(This review first appeared in March 2004)

Rating: ★★★★★ 

The True Story of Hansel and Gretel, by Louise Murphy. Penguin Books (2003), 306 pages.

Through the trees they came, pawing at the snow to uncover the moss and leaves, eating any low-growing twigs and chewing the bark. Gretel caught her breath but didn’t move or speak. Telek took her hand, and they stood in the snow and did not even blink while the ponies came toward them. They were smaller than domesticated ponies, and their heads were heavy, almost like the heads of donkeys. They were thickly built and moved surely in the snow.  …The stallion lifted his head and gave a sudden blow of steam through his nostrils. The mares lifted their heads too, and in one movement it seemed, they all three broke and ran toward the east in bounds that cleared the deeper drifts of snow.

There’s nothing more thrilling than when a novel introduces me to an extraordinarily wonderful thing I hadn’t before known existed. The True Story of Hansel and Gretel’s setting is the Bialowieza Forest, Europe’s only remaining primeval forest and a World Heritage Site filled with animals that exist nowhere else in Europe: tarpan ponies, grey wolves, bison, rare owls, boar, and lynx. I’m so happy I was introduced to this unique forest via this book, and though the plot includes scenes of terrible brutality, what I think of first and foremost when I think of this book is the tarpan ponies grazing in the fog and blowing steam through their nostrils.

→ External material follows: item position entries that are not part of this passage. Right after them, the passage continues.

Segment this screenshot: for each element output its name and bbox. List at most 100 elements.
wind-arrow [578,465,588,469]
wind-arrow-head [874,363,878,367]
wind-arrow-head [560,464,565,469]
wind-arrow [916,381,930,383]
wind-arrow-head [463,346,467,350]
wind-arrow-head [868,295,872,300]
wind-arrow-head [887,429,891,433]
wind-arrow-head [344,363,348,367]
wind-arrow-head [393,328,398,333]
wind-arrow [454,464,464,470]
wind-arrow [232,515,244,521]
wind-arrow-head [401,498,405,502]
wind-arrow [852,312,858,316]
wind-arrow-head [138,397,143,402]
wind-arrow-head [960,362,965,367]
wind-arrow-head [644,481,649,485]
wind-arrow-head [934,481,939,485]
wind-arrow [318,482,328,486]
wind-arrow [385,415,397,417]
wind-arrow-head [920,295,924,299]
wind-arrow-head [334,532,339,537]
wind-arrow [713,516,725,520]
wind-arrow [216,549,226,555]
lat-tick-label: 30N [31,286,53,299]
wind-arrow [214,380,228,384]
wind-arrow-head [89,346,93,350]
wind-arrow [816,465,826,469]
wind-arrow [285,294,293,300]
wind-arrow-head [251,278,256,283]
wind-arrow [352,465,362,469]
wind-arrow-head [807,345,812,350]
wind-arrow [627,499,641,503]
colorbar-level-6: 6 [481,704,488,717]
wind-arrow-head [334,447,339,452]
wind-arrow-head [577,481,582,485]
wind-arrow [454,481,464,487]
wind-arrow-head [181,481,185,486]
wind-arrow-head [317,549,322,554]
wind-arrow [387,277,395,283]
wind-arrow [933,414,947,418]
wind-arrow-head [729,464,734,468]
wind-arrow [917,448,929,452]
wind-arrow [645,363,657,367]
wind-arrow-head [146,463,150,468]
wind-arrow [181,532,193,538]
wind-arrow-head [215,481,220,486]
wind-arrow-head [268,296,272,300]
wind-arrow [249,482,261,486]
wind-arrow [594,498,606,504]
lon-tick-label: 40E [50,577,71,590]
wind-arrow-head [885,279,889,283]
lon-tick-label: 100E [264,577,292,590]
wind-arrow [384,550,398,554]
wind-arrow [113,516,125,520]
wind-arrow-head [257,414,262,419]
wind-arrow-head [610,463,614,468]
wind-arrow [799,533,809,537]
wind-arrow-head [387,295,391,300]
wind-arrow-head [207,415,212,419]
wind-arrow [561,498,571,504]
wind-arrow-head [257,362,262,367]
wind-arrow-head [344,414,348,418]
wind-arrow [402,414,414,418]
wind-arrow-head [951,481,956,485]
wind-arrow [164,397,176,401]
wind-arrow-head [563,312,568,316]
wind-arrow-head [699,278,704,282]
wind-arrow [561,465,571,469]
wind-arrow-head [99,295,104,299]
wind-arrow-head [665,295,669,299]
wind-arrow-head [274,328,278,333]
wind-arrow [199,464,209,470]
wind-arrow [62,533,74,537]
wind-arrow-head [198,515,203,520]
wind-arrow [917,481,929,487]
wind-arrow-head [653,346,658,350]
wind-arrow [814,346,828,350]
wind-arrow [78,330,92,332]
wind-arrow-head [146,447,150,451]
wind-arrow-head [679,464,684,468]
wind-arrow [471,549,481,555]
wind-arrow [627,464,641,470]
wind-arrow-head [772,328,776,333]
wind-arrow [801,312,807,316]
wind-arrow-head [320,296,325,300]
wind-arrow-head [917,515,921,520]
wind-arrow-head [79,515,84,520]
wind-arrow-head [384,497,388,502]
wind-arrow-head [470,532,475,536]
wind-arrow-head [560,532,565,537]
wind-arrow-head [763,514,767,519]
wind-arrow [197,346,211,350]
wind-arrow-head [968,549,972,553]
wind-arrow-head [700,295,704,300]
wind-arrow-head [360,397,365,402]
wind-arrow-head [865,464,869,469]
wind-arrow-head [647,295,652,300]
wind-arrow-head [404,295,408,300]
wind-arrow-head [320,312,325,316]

A few people I have loaned this book to have said that they were initially confused about whether or not this story is true. It is not. Adding to the confusion is the misleading tagline on the back cover, which bills this to be a “retelling” of the traditional fairy tale. That’s a bad choice of words, because this is in no way a “retelling” in the sense that Zel is a retelling. What we have here is a fictional, original novel set in Poland during World War II in which the skeletal outlines of the Grimm tale are cleverly incorporated: Two children are abandoned in the woods (not just any woods, but the aforementioned Bialowieza, reminiscent of Grimm’s Black Forest of the Middle Ages) by their parents in hopes that the siblings will be able to evade capture by the Nazis. They assume the names Hansel and Gretel to hide the fact that they are Jewish. They are taken in by an old woman, solitary and misunderstood, whom the villagers call a witch. And, of course, there is an oven—in this case a Holocaust oven.

The oven, and countless other horrifying examples of Nazi brutality, makes this book really difficult to read in places. Nonetheless, it is definitely one of the best books I’ve read this year. It eloquently and powerfully illustrates the horrors of the Holocaust, more so than any other novel I’ve read. The writing is beautiful and haunting, the plot suspenseful and impossible to forget. I love the Hansel and Gretel framework. That sort of literary device is not easy to pull off but in this case was very skillfully executed.

EXCERPT:
“The boy could almost be one of the Rom.”
“His name is Hansel. I’m Gretel.” She didn’t know what the Rom were, but it was better not to be anything.
The woman wore a piece of blanket cut to make a shawl. Under that were several sweaters, the color of dirt, then some sort of dress. Over the skirt of the dress she had layered a woolen skirt that dragged in the dirt, heavy with mud on the bottom. Gretel stared at the woman’s clothes, but it was all right. There was no lump of a gun, no stick or whip under her clothes. None that the girl could see.
Stretching out her hand, the woman lifted a strand of Gretel’s silvery hair, moving closer until Gretel could smell a musty odor. Suddenly the woman took Gretel’s face in her hands and imprisoned it with hard fingers. Gretel stared into the black eyes with her blue ones and hoped the woman wouldn’t twist her neck and break it. There was nothing to do. The woman held her too tightly.
“But you’re not of the Rom.”
“No,” Gretel whispered.
“And you have such nice, sturdy, German names.”